Economie et droits humains Le Conseil fédéral reconnaît tout de même le besoin d’agir!

4 mars 2013
En janvier dernier, à l’occasion du Forum économique mondial de Davos, plus de dix mille personnes ont envoyé un courriel de rappel aux conseillers fédéraux Burkhalter et Schneider-Ammann. Elles demandaient au gouvernement de prendre enfin des mesures concrètes pour donner suite aux 135'000 signataires de la pétition «Droit sans frontières», remise en juin 2012.

La Suisse doit obliger les multinationales de notre pays à respecter les droits humains et les standards environnementaux partout dans le monde. La réponse des conseillers fédéraux – en allemand seulement – est arrivée le 27 février 2013.

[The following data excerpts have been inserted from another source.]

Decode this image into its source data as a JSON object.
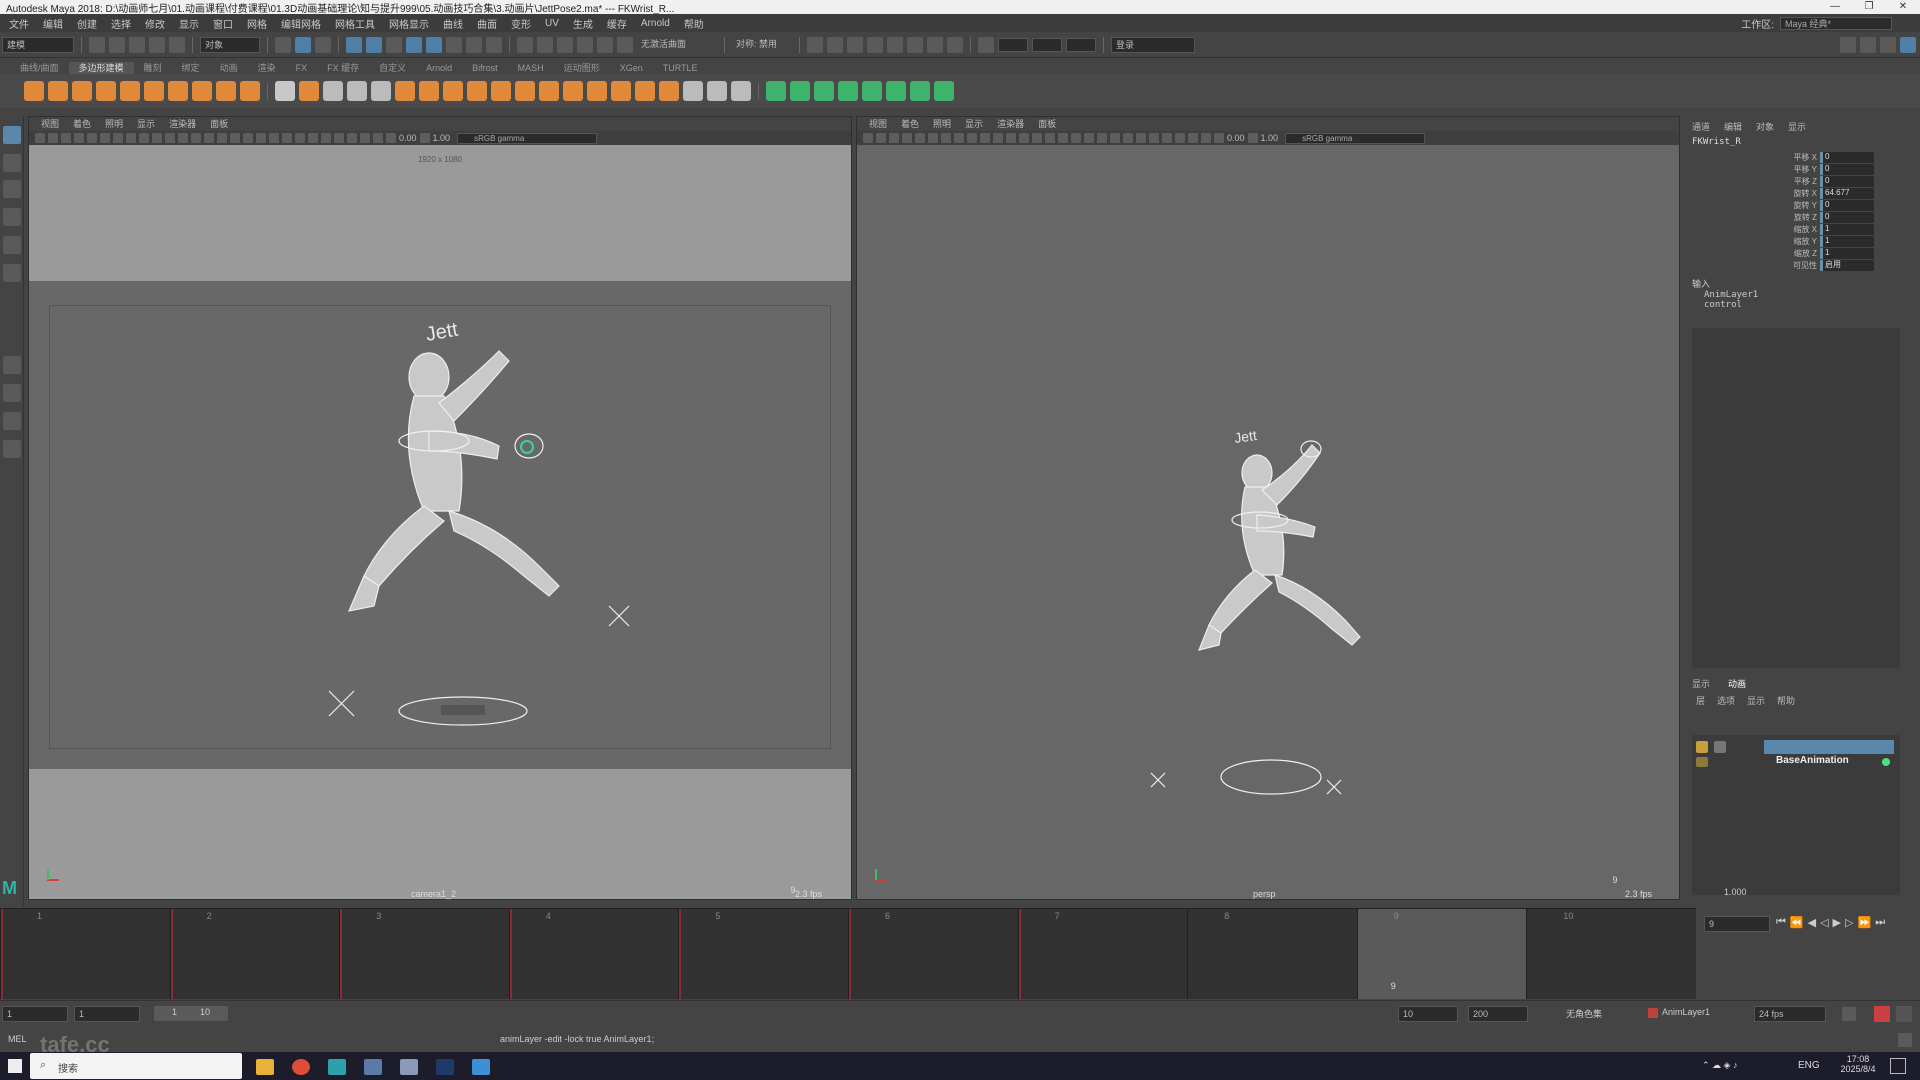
{
  "window": {
    "title": "Autodesk Maya 2018: D:\\动画师七月\\01.动画课程\\付费课程\\01.3D动画基础理论\\知与提升999\\05.动画技巧合集\\3.动画片\\JettPose2.ma*   ---   FKWrist_R...",
    "controls": [
      "—",
      "❐",
      "✕"
    ]
  },
  "menubar": {
    "items": [
      "文件",
      "编辑",
      "创建",
      "选择",
      "修改",
      "显示",
      "窗口",
      "网格",
      "编辑网格",
      "网格工具",
      "网格显示",
      "曲线",
      "曲面",
      "变形",
      "UV",
      "生成",
      "缓存",
      "Arnold",
      "帮助"
    ],
    "workspace_label": "工作区:",
    "workspace_value": "Maya 经典*"
  },
  "statusline": {
    "mode": "建模",
    "object_label": "对象",
    "no_live": "无激活曲面",
    "symmetry": "对称: 禁用",
    "login": "登录"
  },
  "shelf": {
    "tabs": [
      "曲线/曲面",
      "多边形建模",
      "雕刻",
      "绑定",
      "动画",
      "渲染",
      "FX",
      "FX 缓存",
      "自定义",
      "Arnold",
      "Bifrost",
      "MASH",
      "运动图形",
      "XGen",
      "TURTLE"
    ],
    "active_tab": "多边形建模",
    "icon_colors": [
      "#e0893a",
      "#e0893a",
      "#e0893a",
      "#e0893a",
      "#e0893a",
      "#e0893a",
      "#e0893a",
      "#e0893a",
      "#e0893a",
      "#e0893a",
      "#c8c8c8",
      "#e0893a",
      "#bbbbbb",
      "#bbbbbb",
      "#bbbbbb",
      "#e0893a",
      "#e0893a",
      "#e0893a",
      "#e0893a",
      "#e0893a",
      "#e0893a",
      "#e0893a",
      "#e0893a",
      "#e0893a",
      "#e0893a",
      "#e0893a",
      "#e0893a",
      "#bbbbbb",
      "#bbbbbb",
      "#bbbbbb",
      "#3fb36b",
      "#3fb36b",
      "#3fb36b",
      "#3fb36b",
      "#3fb36b",
      "#3fb36b",
      "#3fb36b",
      "#3fb36b"
    ]
  },
  "viewport_left": {
    "menu": [
      "视图",
      "着色",
      "照明",
      "显示",
      "渲染器",
      "面板"
    ],
    "exposure": "0.00",
    "gamma": "1.00",
    "colorspace": "sRGB gamma",
    "resolution": "1920 x 1080",
    "camera": "camera1_2",
    "frame": "9",
    "fps": "2.3 fps",
    "character_label": "Jett"
  },
  "viewport_right": {
    "menu": [
      "视图",
      "着色",
      "照明",
      "显示",
      "渲染器",
      "面板"
    ],
    "exposure": "0.00",
    "gamma": "1.00",
    "colorspace": "sRGB gamma",
    "camera": "persp",
    "frame": "9",
    "fps": "2.3 fps",
    "character_label": "Jett"
  },
  "channelbox": {
    "tabs": [
      "通道",
      "编辑",
      "对象",
      "显示"
    ],
    "object": "FKWrist_R",
    "channels": [
      {
        "label": "平移 X",
        "value": "0"
      },
      {
        "label": "平移 Y",
        "value": "0"
      },
      {
        "label": "平移 Z",
        "value": "0"
      },
      {
        "label": "旋转 X",
        "value": "64.677"
      },
      {
        "label": "旋转 Y",
        "value": "0"
      },
      {
        "label": "旋转 Z",
        "value": "0"
      },
      {
        "label": "缩放 X",
        "value": "1"
      },
      {
        "label": "缩放 Y",
        "value": "1"
      },
      {
        "label": "缩放 Z",
        "value": "1"
      },
      {
        "label": "可见性",
        "value": "启用"
      }
    ],
    "inputs_label": "输入",
    "inputs": [
      "AnimLayer1",
      "control"
    ]
  },
  "layer_editor": {
    "tabs": [
      "显示",
      "动画"
    ],
    "menu": [
      "层",
      "选项",
      "显示",
      "帮助"
    ],
    "layers": [
      "",
      "BaseAnimation"
    ],
    "weight": "1.000"
  },
  "timeslider": {
    "frames": [
      "1",
      "2",
      "3",
      "4",
      "5",
      "6",
      "7",
      "8",
      "9",
      "10"
    ],
    "current_frame": "9",
    "current_field": "9"
  },
  "rangebar": {
    "start": "1",
    "start2": "1",
    "range_start": "1",
    "range_end": "10",
    "end": "10",
    "end2": "200",
    "char_set": "无角色集",
    "anim_layer": "AnimLayer1",
    "fps": "24 fps"
  },
  "cmdline": {
    "lang": "MEL",
    "command": "animLayer -edit -lock true AnimLayer1;",
    "watermark": "tafe.cc"
  },
  "taskbar": {
    "search": "搜索",
    "lang": "ENG",
    "time": "17:08",
    "date": "2025/8/4"
  }
}
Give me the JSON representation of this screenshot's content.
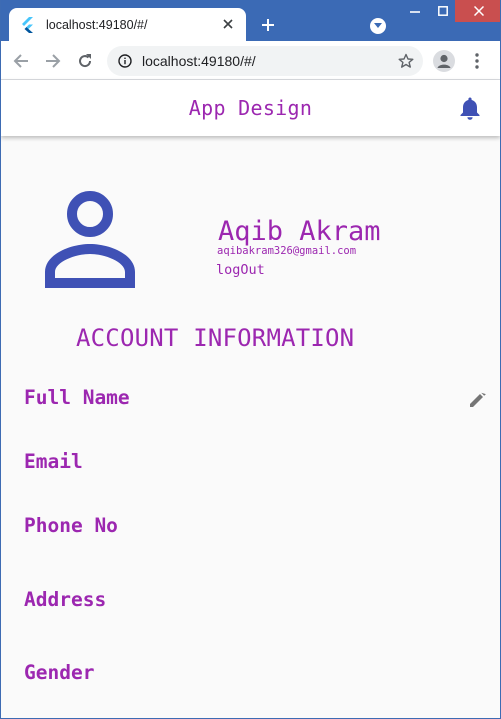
{
  "browser": {
    "tab_title": "localhost:49180/#/",
    "url": "localhost:49180/#/",
    "chrome_color": "#3b6ab5"
  },
  "app": {
    "title": "App Design",
    "accent_color": "#9c27b0",
    "icon_color": "#3f51b5"
  },
  "profile": {
    "name": "Aqib Akram",
    "email": "aqibakram326@gmail.com",
    "logout_label": "logOut"
  },
  "account": {
    "section_title": "ACCOUNT INFORMATION",
    "fields": [
      {
        "label": "Full Name"
      },
      {
        "label": "Email"
      },
      {
        "label": "Phone No"
      },
      {
        "label": "Address"
      },
      {
        "label": "Gender"
      }
    ]
  },
  "icons": {
    "favicon": "flutter-icon",
    "tab_close": "close-icon",
    "new_tab": "plus-icon",
    "tab_search": "chevron-down-icon",
    "back": "arrow-back-icon",
    "forward": "arrow-forward-icon",
    "reload": "reload-icon",
    "site_info": "info-icon",
    "bookmark": "star-icon",
    "profile": "account-circle-icon",
    "menu": "more-vert-icon",
    "notifications": "bell-icon",
    "avatar": "person-outline-icon",
    "edit": "pencil-icon"
  }
}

La lettre, signée personnellement par les conseillers fédéraux, montre que l’action a été prise au sérieux. Elle souligne que les multinationales ayant leur siège en Suisse doivent veiller à ce que leurs opérations ne portent pas atteinte à l’environnement et aux droits humains. Il est réjouissant de constater que le Conseil fédéral reconnaît de toute évidence le besoin d’agir face à un risque de réputation:

«Le Conseil fédéral est de l’avis qu’un renforcement du devoir de diligence des entreprises peut contribuer à prévenir, voire à minimiser les risques pour l’intégrité des droits humains pouvant résulter de leurs opérations […] En outre, un comportement responsable des entreprises suisses en matière de droits humains et d’environnement peut induire une perception positive de leurs activités ainsi que de la place économique suisse dans l’opinion publique» (traduction non officielle).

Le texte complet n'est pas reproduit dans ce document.